Em Campinas, a arte coletiva que fala a língua dos anjos

Por José Pedro Martins

“Ainda que eu fale as línguas dos homens e dos anjos, se não tiver amor, serei como o sino que ressoa ou como o prato que retine” (Coríntios, 13-1). Os anjos não são patrimônio exclusivo do Ocidente e muito menos do Catolicismo. Estão no imaginário coletivo e presentes em múltiplas matrizes espirituais. O universo angelical é plural, assim como é plural a percepção humana sobre esses seres que nos acompanham, queiram ou não os céticos, há milênios (e até um cético especialmente doce, Drummond, se rendeu a um anjo, torto, que lhe aconselhou ser gauche na vida). A visão multifacetada sobre esses personagens imemoriais fica evidente na mostra coletiva Anjos II, aberta na noite desta segunda-feira, 28 de setembro, no Ateliê Lisa França, no Distrito de Sousas, em Campinas.

Peças de Célia Paulino

Peças de Célia Paulino

A arte fala a língua dos anjos, nos diz esta exposição de desenhos, pinturas, esculturas e fotografias, que permanece até 01 de novembro, podendo ser visitada de 14 às 18 horas no Ateliê, na rua Monsenhor Emilio José Salim, 118. Diversas linguagens falando a língua dos anjos, na 30a exposição do espaço aberto há três anos por Lisa França, uma artista e professora de artes plásticas que reuniu artistas já conhecidos, com carreira consolidada, mais profissionais de trajetória em ascensão e alunos do seu próprio Ateliê.

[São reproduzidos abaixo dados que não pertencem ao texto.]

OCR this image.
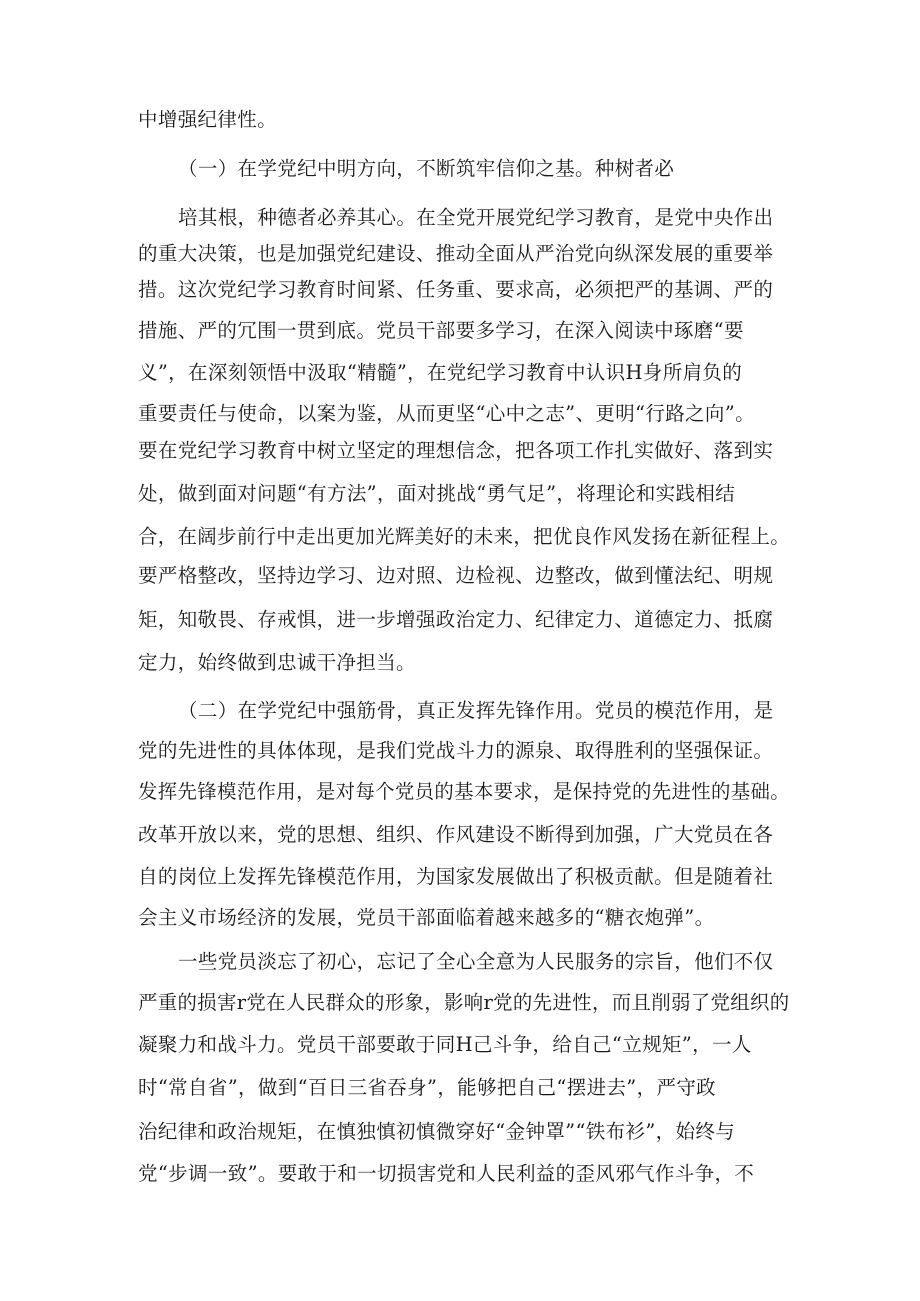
中增强纪律性。
（一）在学党纪中明方向，不断筑牢信仰之基。种树者必
培其根，种德者必养其心。在全党开展党纪学习教育，是党中央作出
的重大决策，也是加强党纪建设、推动全面从严治党向纵深发展的重要举
措。这次党纪学习教育时间紧、任务重、要求高，必须把严的基调、严的
措施、严的冗围一贯到底。党员干部要多学习，在深入阅读中琢磨“要
义”，在深刻领悟中汲取“精髓”，在党纪学习教育中认识H身所肩负的
重要责任与使命，以案为鉴，从而更坚“心中之志”、更明“行路之向”。
要在党纪学习教育中树立坚定的理想信念，把各项工作扎实做好、落到实
处，做到面对问题“有方法”，面对挑战“勇气足”，将理论和实践相结
合，在阔步前行中走出更加光辉美好的未来，把优良作风发扬在新征程上。
要严格整改，坚持边学习、边对照、边检视、边整改，做到懂法纪、明规
矩，知敬畏、存戒惧，进一步增强政治定力、纪律定力、道德定力、抵腐
定力，始终做到忠诚干净担当。
（二）在学党纪中强筋骨，真正发挥先锋作用。党员的模范作用，是
党的先进性的具体体现，是我们党战斗力的源泉、取得胜利的坚强保证。
发挥先锋模范作用，是对每个党员的基本要求，是保持党的先进性的基础。
改革开放以来，党的思想、组织、作风建设不断得到加强，广大党员在各
自的岗位上发挥先锋模范作用，为国家发展做出了积极贡献。但是随着社
会主义市场经济的发展，党员干部面临着越来越多的“糖衣炮弹”。
一些党员淡忘了初心，忘记了全心全意为人民服务的宗旨，他们不仅
严重的损害r党在人民群众的形象，影响r党的先进性，而且削弱了党组织的
凝聚力和战斗力。党员干部要敢于同H己斗争，给自己“立规矩”，一人
时“常自省”，做到“百日三省吞身”，能够把自己“摆进去”，严守政
治纪律和政治规矩，在慎独慎初慎微穿好“金钟罩”“铁布衫”，始终与
党“步调一致”。要敢于和一切损害党和人民利益的歪风邪气作斗争，不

Lisa França, com Mario Gravem Borges e Robinson José da Silva: vernissage plural

Lisa França, com Mario Gravem Borges e Robinson José da Silva: vernissage plural

Este amálgama de saberes e olhares é que o justamente faz a diferença em Anjos II, diz Mário Gravem Borges, um dos expositores mais renomados e inquieto ativista cultural. “É essa sinergia que torna a arte bela como expressão da beleza da vida, é a visão da diversidade que não sabe ficar enclausurada”, define o artista.

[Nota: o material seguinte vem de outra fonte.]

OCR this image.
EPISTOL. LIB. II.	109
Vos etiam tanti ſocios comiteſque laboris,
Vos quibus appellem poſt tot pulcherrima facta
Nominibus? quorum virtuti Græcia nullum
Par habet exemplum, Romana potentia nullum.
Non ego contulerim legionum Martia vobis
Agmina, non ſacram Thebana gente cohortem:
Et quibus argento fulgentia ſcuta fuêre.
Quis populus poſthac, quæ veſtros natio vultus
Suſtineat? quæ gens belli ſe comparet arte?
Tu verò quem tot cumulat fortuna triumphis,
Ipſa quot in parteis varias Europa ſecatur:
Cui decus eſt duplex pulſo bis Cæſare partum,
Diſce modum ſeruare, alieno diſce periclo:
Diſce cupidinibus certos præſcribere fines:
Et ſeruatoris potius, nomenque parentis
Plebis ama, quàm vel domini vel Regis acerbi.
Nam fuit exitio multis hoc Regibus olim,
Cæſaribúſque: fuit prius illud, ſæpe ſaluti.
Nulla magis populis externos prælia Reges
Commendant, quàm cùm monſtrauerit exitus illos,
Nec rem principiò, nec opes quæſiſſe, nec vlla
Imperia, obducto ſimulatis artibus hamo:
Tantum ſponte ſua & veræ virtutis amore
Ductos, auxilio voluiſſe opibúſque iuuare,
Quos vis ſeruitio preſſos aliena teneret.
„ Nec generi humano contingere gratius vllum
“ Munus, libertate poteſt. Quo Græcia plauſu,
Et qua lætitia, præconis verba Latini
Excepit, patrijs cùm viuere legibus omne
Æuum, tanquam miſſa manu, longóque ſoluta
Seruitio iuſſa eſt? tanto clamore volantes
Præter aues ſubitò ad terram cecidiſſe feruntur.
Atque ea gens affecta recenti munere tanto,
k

Sandra Zini e seus anjos cosmopolitas: mescla de técnicas

Sandra Zini e seus anjos cosmopolitas: mescla de técnicas

Em Anjos II, a diversidade também está presente no repertório de técnicas utilizadas. Sandra Zini mesclou pintura e fotografia, em um método que vem desenvolvendo há dois anos e que, ao sintetizar a força de duas expressões milenares, produz o novo que surpreende e seduz. A cidadania global, típica do mundo contemporâneo, está presente na obra de Sandra Zini, que concebeu peças utilizando as fotografias que fez em vários pontos do planeta, de Paris a Budapeste, passando por Viena e Berlim.

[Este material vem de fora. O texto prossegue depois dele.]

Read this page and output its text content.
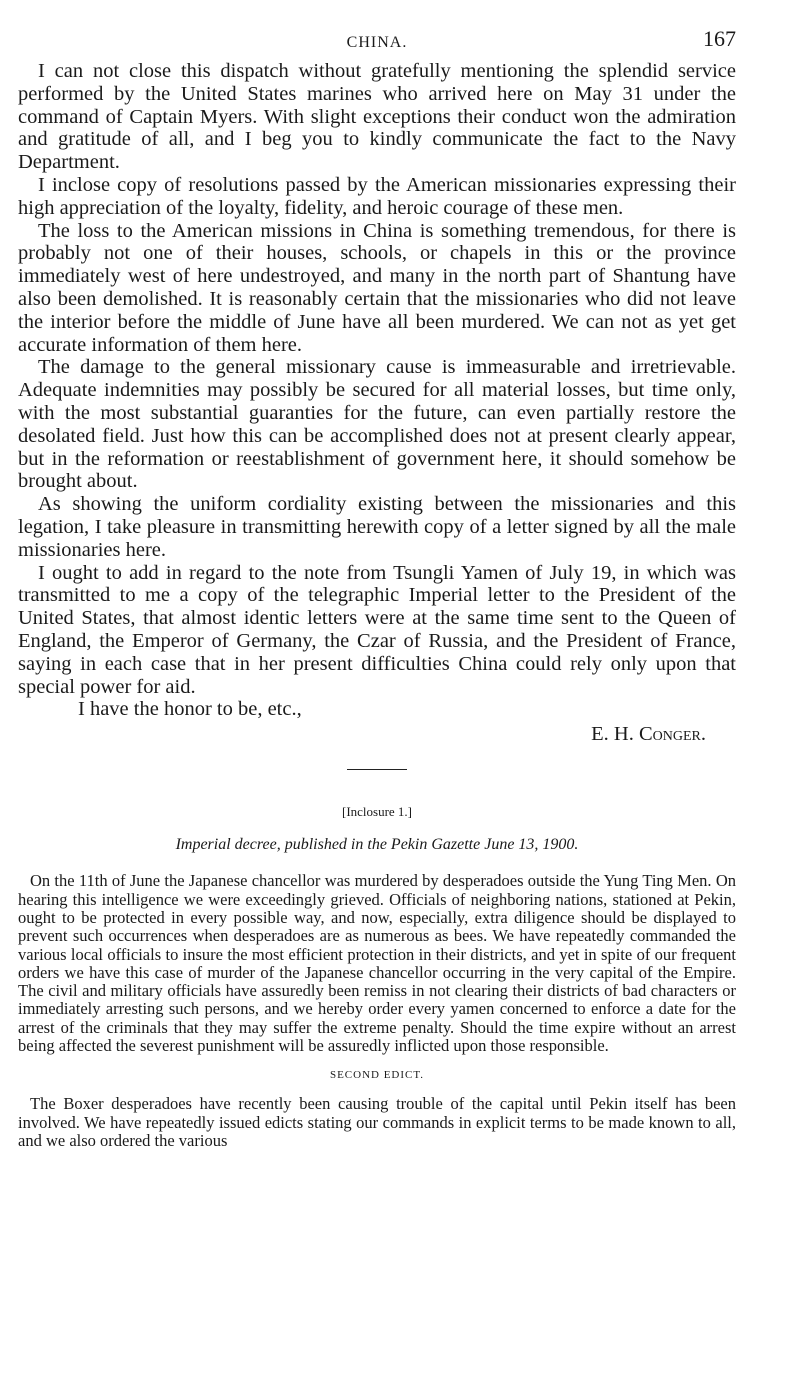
CHINA.	167

I can not close this dispatch without gratefully mentioning the splendid service performed by the United States marines who arrived here on May 31 under the command of Captain Myers. With slight exceptions their conduct won the admiration and gratitude of all, and I beg you to kindly communicate the fact to the Navy Department.

I inclose copy of resolutions passed by the American missionaries expressing their high appreciation of the loyalty, fidelity, and heroic courage of these men.

The loss to the American missions in China is something tremendous, for there is probably not one of their houses, schools, or chapels in this or the province immediately west of here undestroyed, and many in the north part of Shantung have also been demolished. It is reasonably certain that the missionaries who did not leave the interior before the middle of June have all been murdered. We can not as yet get accurate information of them here.

The damage to the general missionary cause is immeasurable and irretrievable. Adequate indemnities may possibly be secured for all material losses, but time only, with the most substantial guaranties for the future, can even partially restore the desolated field. Just how this can be accomplished does not at present clearly appear, but in the reformation or reestablishment of government here, it should somehow be brought about.

As showing the uniform cordiality existing between the missionaries and this legation, I take pleasure in transmitting herewith copy of a letter signed by all the male missionaries here.

I ought to add in regard to the note from Tsungli Yamen of July 19, in which was transmitted to me a copy of the telegraphic Imperial letter to the President of the United States, that almost identic letters were at the same time sent to the Queen of England, the Emperor of Germany, the Czar of Russia, and the President of France, saying in each case that in her present difficulties China could rely only upon that special power for aid.

I have the honor to be, etc.,
E. H. Conger.
[Inclosure 1.]
Imperial decree, published in the Pekin Gazette June 13, 1900.

On the 11th of June the Japanese chancellor was murdered by desperadoes outside the Yung Ting Men. On hearing this intelligence we were exceedingly grieved. Officials of neighboring nations, stationed at Pekin, ought to be protected in every possible way, and now, especially, extra diligence should be displayed to prevent such occurrences when desperadoes are as numerous as bees. We have repeatedly commanded the various local officials to insure the most efficient protection in their districts, and yet in spite of our frequent orders we have this case of murder of the Japanese chancellor occurring in the very capital of the Empire. The civil and military officials have assuredly been remiss in not clearing their districts of bad characters or immediately arresting such persons, and we hereby order every yamen concerned to enforce a date for the arrest of the criminals that they may suffer the extreme penalty. Should the time expire without an arrest being affected the severest punishment will be assuredly inflicted upon those responsible.

SECOND EDICT.

The Boxer desperadoes have recently been causing trouble of the capital until Pekin itself has been involved. We have repeatedly issued edicts stating our commands in explicit terms to be made known to all, and we also ordered the various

Carla Stancati: anjo contemporâneo como o estilo

Carla Stancati: anjo contemporâneo como o estilo

A soma de técnicas, que gera encantamento, é a marca, igualmente, da pintura exposta por Carla Stancati, artista plástica com 20 anos de carreira. Acrílico, pastel e colagem de jornais, dialogando no fluir do anjo que escapa do humano, para que continue perto dele. Técnicas conversando, mas com um suporte mais do que tradicional e eterno. “Estamos em tempos digitais, mas a tela sempre terá o seu lugar especial e privilegiado”, defende a artista.

Robinson José da Silva e seu anjo de tecido, suporte para o barco da esperança à deriva

Robinson José da Silva e seu anjo de tecido, suporte para o barco da esperança à deriva

Muitas são as esculturas que ajudam a compor Anjos II. Um dos destaques fica para o trabalho de Robinson José da Silva, um desenhista e ilustrador que vem emergindo nos últimos anos com uma proposta de renovação da linguagem do cartunismo, caricaturismo e da charge. Foi com uma escultura em metal do compositor Cartola que ganhou, em 2014, o Salão Internacional de Humor de Piracicaba, na categoria caricatura. Pois em Anjos II Robinson comparece com um anjo enorme, de tecido, leve como requer a dureza dos tempos atuais, simbolizados pelo barco que ele colocou no alto da peça. “Esse barco pode ser aquele que transporta os anjos refugiados que morrem na travessia do Mediterrâneo”, relata, apontando para a dimensão social, crítica e política inseparável da arte.

Hugo Carreira e sua modelagem em argila

Hugo Carreira e sua modelagem em argila

Da arte que fala a língua dos anjos e dos mitos, como o de Miguel e Eva, título da modelagem em argila de Gregory William, um dos mais novos da exposição, aluno do Ateliê Lisa França. Modelagem em argila foi, do mesmo modo, o material e técnica utilizados por Hugo Carreira, um biólogo que já vinha trabalhando em madeira e começa a fazer novas incursões no território da escultura.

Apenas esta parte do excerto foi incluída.